7D-Clarin-Argentina

Javier Jorquera,

Correspondent (South America)

 

BUENOS AIRES - Many people were expecting the 7D (for December 7) on which the monopoly Clarín were to give up some of their licenses and comply with the new law in effect since 2009. But none of this happened, because on December 6 the Supreme Court set out its judgement . It extended the term of the injunction, that meant that the Articles 45 and 161 of the new law would continue on stand by, and the Clarin Grop would remain being the largest mass media monopoly of Argentina.

Given this situation, the Argentine government decided to submit a “per saltum”. Legally, per saltum is the possibility of a higher court to intervene ex officio or upon request of a party, in the knowledge of court cases bypassing the normal stages of intervention of the courts of first and second instance.

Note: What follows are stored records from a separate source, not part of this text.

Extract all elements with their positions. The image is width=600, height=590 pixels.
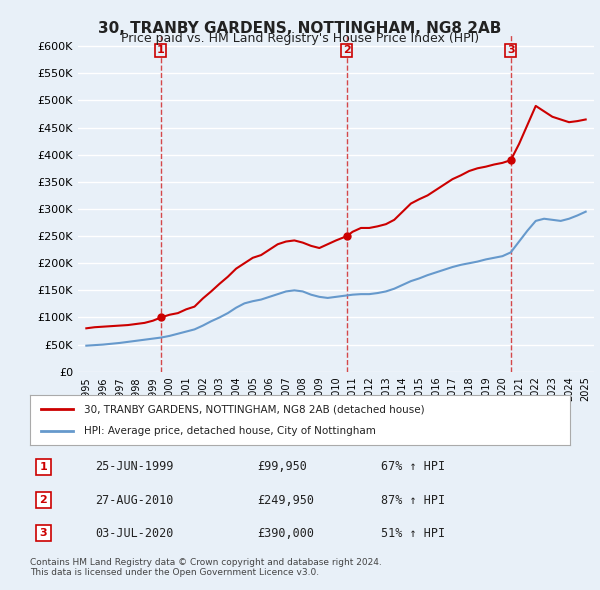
Text: 87% ↑ HPI: 87% ↑ HPI <box>381 493 445 507</box>
Text: 3: 3 <box>40 528 47 538</box>
Text: £99,950: £99,950 <box>257 460 307 474</box>
Text: 03-JUL-2020: 03-JUL-2020 <box>95 526 173 540</box>
Text: HPI: Average price, detached house, City of Nottingham: HPI: Average price, detached house, City… <box>84 427 376 437</box>
Text: 2: 2 <box>343 45 350 55</box>
Text: 27-AUG-2010: 27-AUG-2010 <box>95 493 173 507</box>
Text: 51% ↑ HPI: 51% ↑ HPI <box>381 526 445 540</box>
Text: £249,950: £249,950 <box>257 493 314 507</box>
Text: 30, TRANBY GARDENS, NOTTINGHAM, NG8 2AB: 30, TRANBY GARDENS, NOTTINGHAM, NG8 2AB <box>98 21 502 35</box>
Text: 3: 3 <box>507 45 515 55</box>
Text: Price paid vs. HM Land Registry's House Price Index (HPI): Price paid vs. HM Land Registry's House … <box>121 32 479 45</box>
Text: 25-JUN-1999: 25-JUN-1999 <box>95 460 173 474</box>
Text: 1: 1 <box>40 462 47 472</box>
Text: 30, TRANBY GARDENS, NOTTINGHAM, NG8 2AB (detached house): 30, TRANBY GARDENS, NOTTINGHAM, NG8 2AB … <box>84 404 425 414</box>
Text: 67% ↑ HPI: 67% ↑ HPI <box>381 460 445 474</box>
Text: £390,000: £390,000 <box>257 526 314 540</box>
Text: 1: 1 <box>157 45 165 55</box>
Text: Contains HM Land Registry data © Crown copyright and database right 2024.
This d: Contains HM Land Registry data © Crown c… <box>30 558 382 577</box>
Text: 2: 2 <box>40 495 47 505</box>
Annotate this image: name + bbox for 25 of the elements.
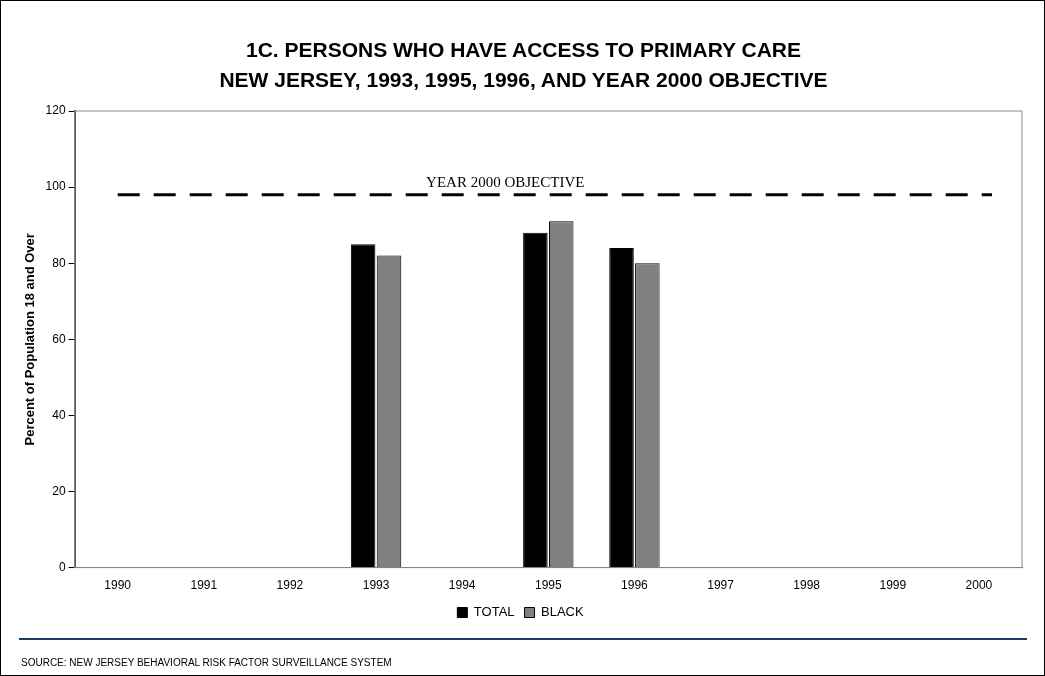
y-axis-title: Percent of Population 18 and Over	[22, 233, 38, 446]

But Judge Alfonso declared constitutional the New Media Law 26,522 holding that there was no justification to declare the law unconstitutional and that if Clarín felt affected by the application of the law, it could seek compensation. Although the judgement is firm, it is not final, which means that is approved in the first instance.

However, in the last hours, the Supreme Court rejected the request per saltum made by the government, which means a new shelter for the Clarin Group and therefore, the extension of the injunction without having the articles in question reviewed. Moreover, the holder of AFSCA, Martín Sabatella, requested that the judicial fair (time of vacations) was enabled in order to decide the law’s destiny.

But between appeals of either sides, one might as well ask how acceptable is that a law in effect since 2009 and that was discussed and approved by the legislature cannot enjoy full force due to the constraints of powerful monopolies?